En ese instante pasaba alguien que evidentemente era de mayor rango.

–Oiga, ¿tiene usted idea de dónde puede estar el marqués de Casa Molina?

–Le ruego que me acompañe a la recepción.

Ella sonrió con inocultada ironía:

–¡Ah, pero hay una recepción! ¿Y qué celebramos?

–No sé a qué se refiere, señora. ¿Quiere información sobre alguna persona hospedada o sobre alguien a quien hayan invitado a algún evento?

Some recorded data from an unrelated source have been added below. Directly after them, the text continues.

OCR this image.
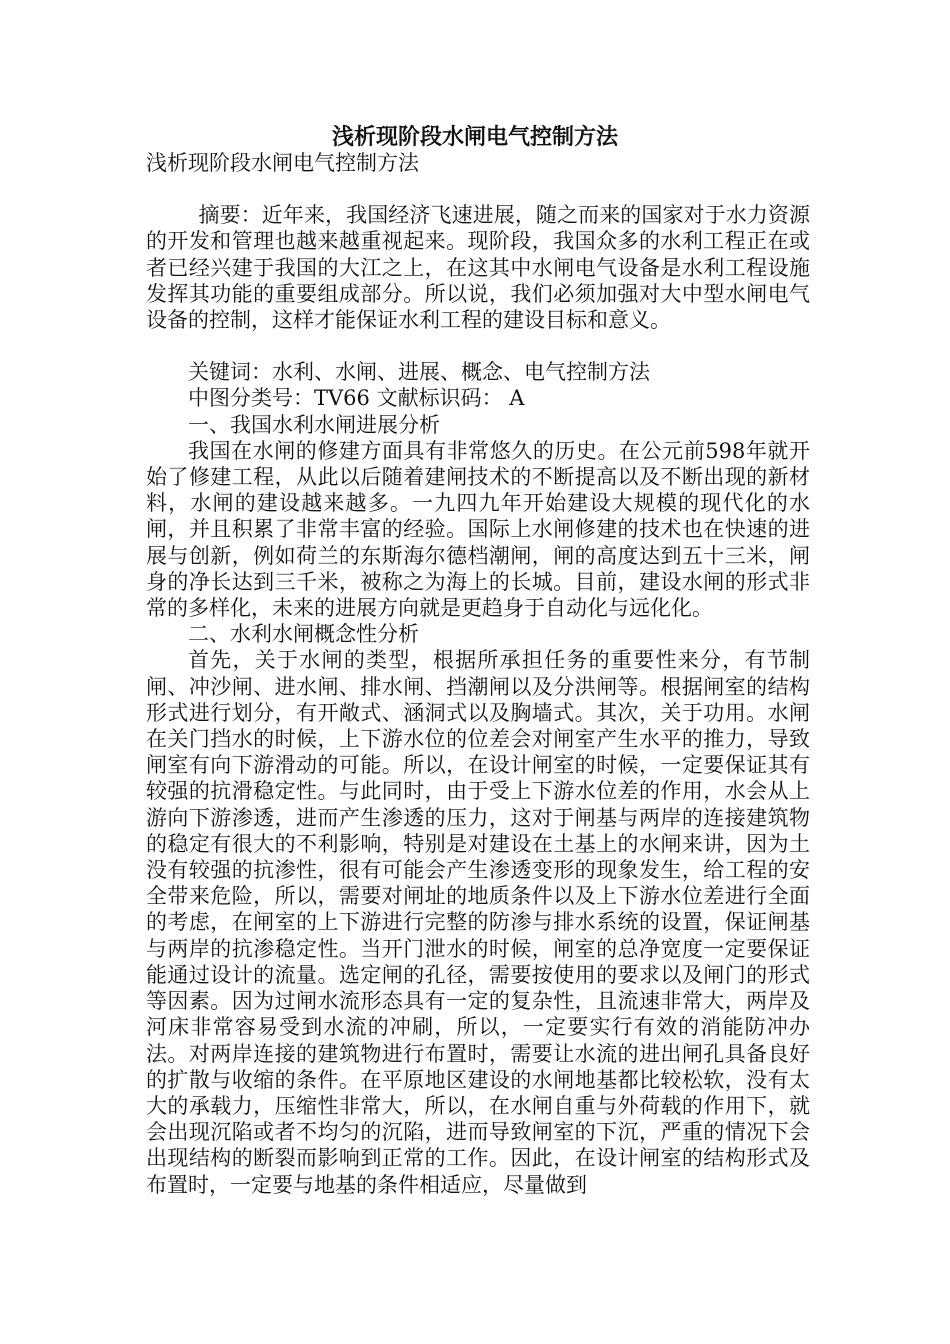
浅析现阶段水闸电气控制方法

浅析现阶段水闸电气控制方法

摘要：近年来，我国经济飞速进展，随之而来的国家对于水力资源的开发和管理也越来越重视起来。现阶段，我国众多的水利工程正在或者已经兴建于我国的大江之上，在这其中水闸电气设备是水利工程设施发挥其功能的重要组成部分。所以说，我们必须加强对大中型水闸电气设备的控制，这样才能保证水利工程的建设目标和意义。

关键词：水利、水闸、进展、概念、电气控制方法

中图分类号：TV66 文献标识码： A

一、我国水利水闸进展分析

我国在水闸的修建方面具有非常悠久的历史。在公元前598年就开始了修建工程，从此以后随着建闸技术的不断提高以及不断出现的新材料，水闸的建设越来越多。一九四九年开始建设大规模的现代化的水闸，并且积累了非常丰富的经验。国际上水闸修建的技术也在快速的进展与创新，例如荷兰的东斯海尔德档潮闸，闸的高度达到五十三米，闸身的净长达到三千米，被称之为海上的长城。目前，建设水闸的形式非常的多样化，未来的进展方向就是更趋身于自动化与远化化。

二、水利水闸概念性分析

首先，关于水闸的类型，根据所承担任务的重要性来分，有节制闸、冲沙闸、进水闸、排水闸、挡潮闸以及分洪闸等。根据闸室的结构形式进行划分，有开敞式、涵洞式以及胸墙式。其次，关于功用。水闸在关门挡水的时候，上下游水位的位差会对闸室产生水平的推力，导致闸室有向下游滑动的可能。所以，在设计闸室的时候，一定要保证其有较强的抗滑稳定性。与此同时，由于受上下游水位差的作用，水会从上游向下游渗透，进而产生渗透的压力，这对于闸基与两岸的连接建筑物的稳定有很大的不利影响，特别是对建设在土基上的水闸来讲，因为土没有较强的抗渗性，很有可能会产生渗透变形的现象发生，给工程的安全带来危险，所以，需要对闸址的地质条件以及上下游水位差进行全面的考虑，在闸室的上下游进行完整的防渗与排水系统的设置，保证闸基与两岸的抗渗稳定性。当开门泄水的时候，闸室的总净宽度一定要保证能通过设计的流量。选定闸的孔径，需要按使用的要求以及闸门的形式等因素。因为过闸水流形态具有一定的复杂性，且流速非常大，两岸及河床非常容易受到水流的冲刷，所以，一定要实行有效的消能防冲办法。对两岸连接的建筑物进行布置时，需要让水流的进出闸孔具备良好的扩散与收缩的条件。在平原地区建设的水闸地基都比较松软，没有太大的承载力，压缩性非常大，所以，在水闸自重与外荷载的作用下，就会出现沉陷或者不均匀的沉陷，进而导致闸室的下沉，严重的情况下会出现结构的断裂而影响到正常的工作。因此，在设计闸室的结构形式及布置时，一定要与地基的条件相适应，尽量做到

–Ay, no, ¡qué aburrido! Gracias.

A su alrededor siguieron pasando personas del más variado estilo, porque sin duda era un anochecer con buena vibra. Ella lo observaba todo, como si quisiera descubrir algún detalle que fuera verdaderamente de su interés. Y de repente giraron los papeles. Un hombre joven se detuvo junto a ella, vibrando:

–¡Dios mío, estás aquí! ¿Quién me iba a decir que iba a encontrarme con la Reina de Corazones?

–¡Eres tú, Juan del Diablo!

–Perdón: yo soy de sangre azul –dijo él, fingiendo seriedad.

–Ah, qué bien. Ya lo sé, porque yo soy de huesos azules. Vamos adentro y te lo demuestro.